Local school board elections have long been bastions of community politics. But as the nation’s culture war has intensified, it’s injected a new level of emotion and division into the education debate.
School districts across the country are trying to reconcile deep disagreements over issues like masking in schools, as well as about how to teach topics like race, racism, sexuality and gender identity.
Florida, where the GOP-dominated state government has clashed with districts over many of these issues, has emerged as one of the most combative fronts.
So we traveled to Brevard County to bring the story to life through conversations with the parents at the center of the debate. The county is the birthplace of at least two activist groups: Moms for Liberty, the conservative parental rights’ group that’s now gone national, and Families for Safe Schools, which has organized against them.
The two sides are warring factions in the county on questions like banning certain books from libraries, whether students should be masked, and about the state’s new bill that would limit the teaching of sexual orientation and gender identity and other hot-button issues.
The debate has spilled out into the ballot box too — Moms for Liberty was started after a conservative school board member was ousted in 2020 and has grown into a national movement that just formed a super PAC to play in political races.
It’s all led to a new level of hostility in the community. One school board member who opposes Moms for Liberty says protestors picketed her house, calling her a child abuser and a pedophile.
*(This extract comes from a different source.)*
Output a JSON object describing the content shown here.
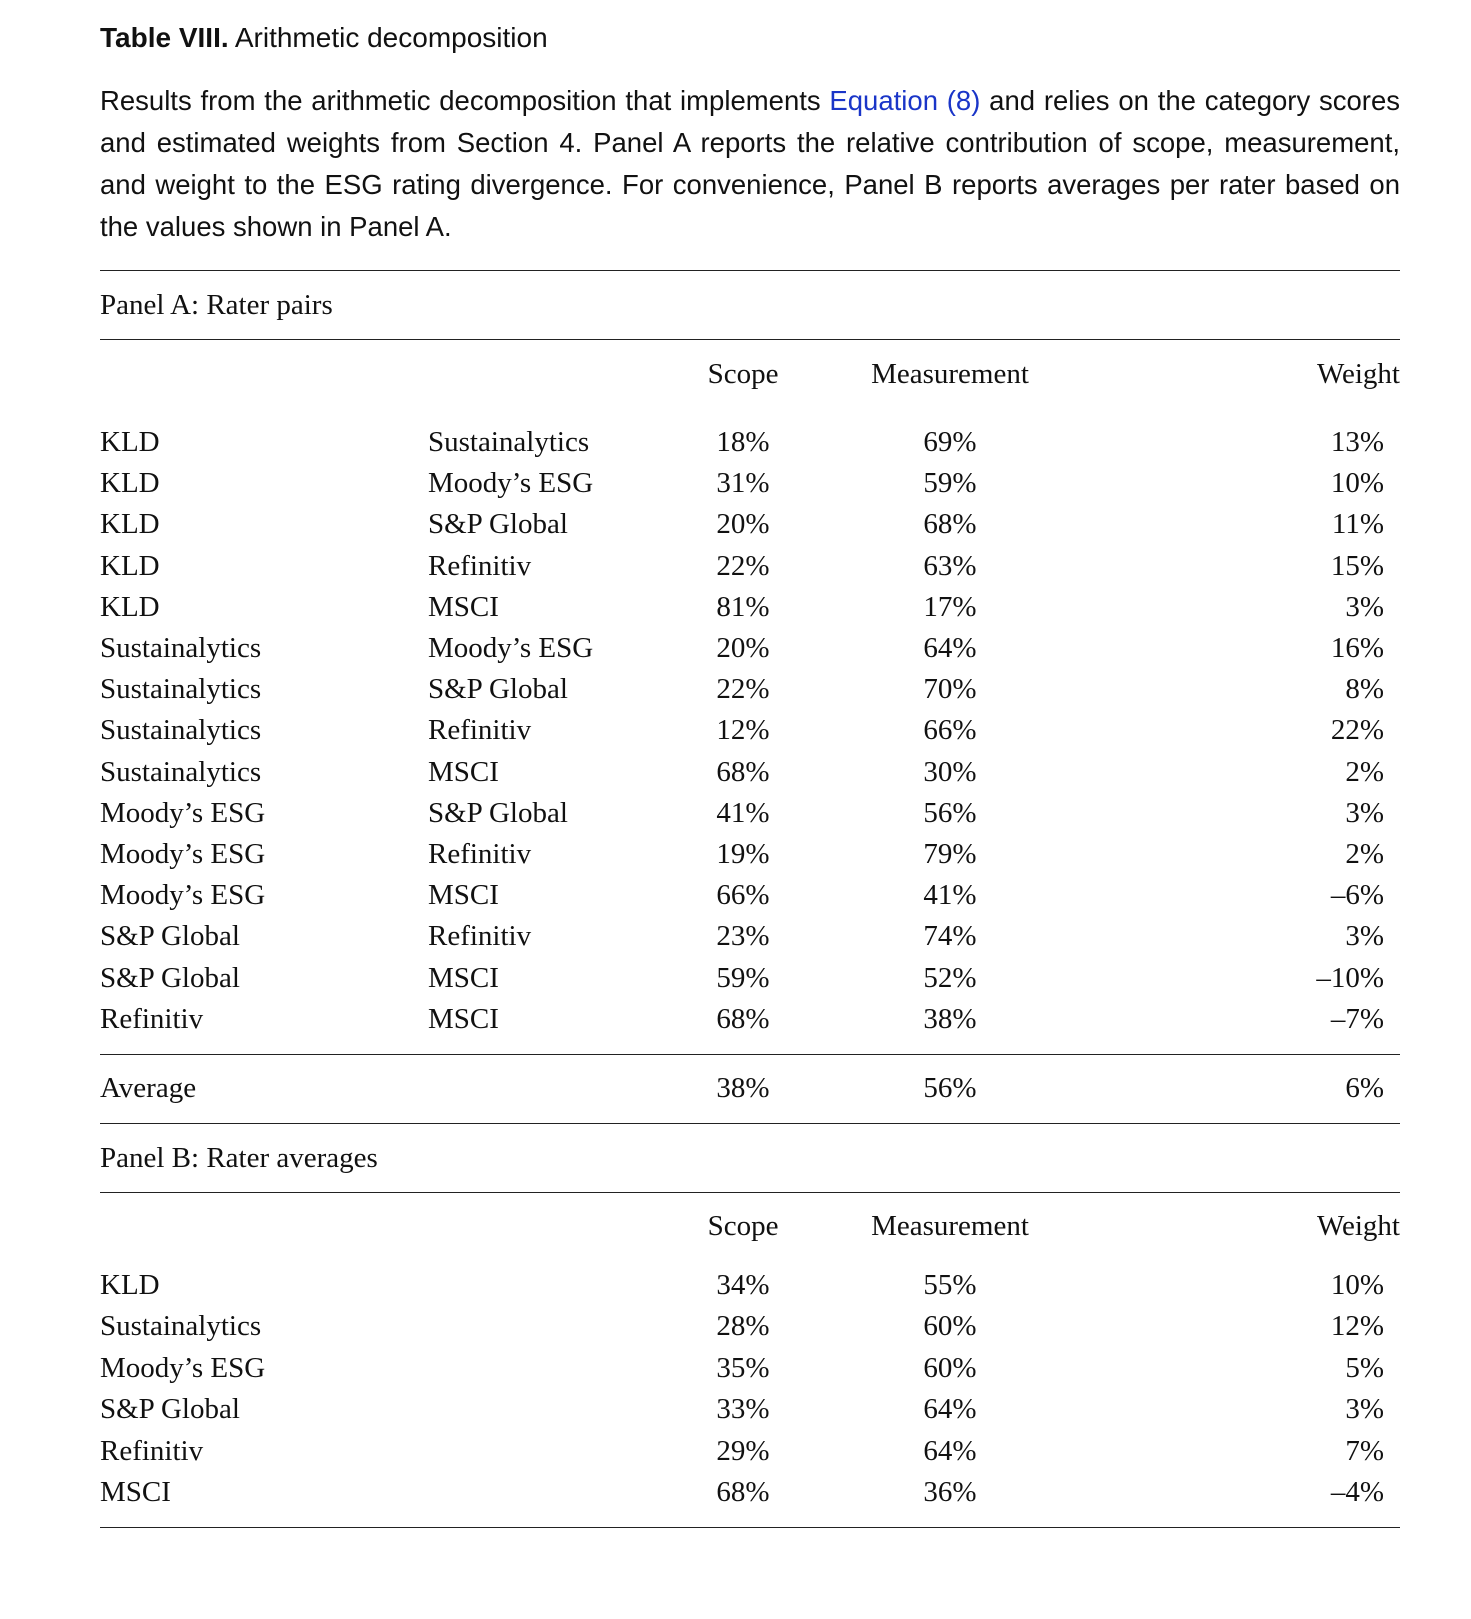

Tensions got so heated at a school board meeting last year that the board members had to kick the whole audience out of the room.
Even if the climate may be getting more hostile, we still found parents in the county who lamented how politics has injected itself into the debate and were willing to have nuanced and peaceful discussion.
But there are two things almost everyone can agree on.
The pandemic served as a catalyst for it all — in a county that attempted to defy Republican Gov. Ron DeSantis’ anti-mask mandate order, debates over masking in schools helped to supercharge the politicization of schools and school boards.
And now with these issues roiling communities across the country, no one expects the temperature to cool off.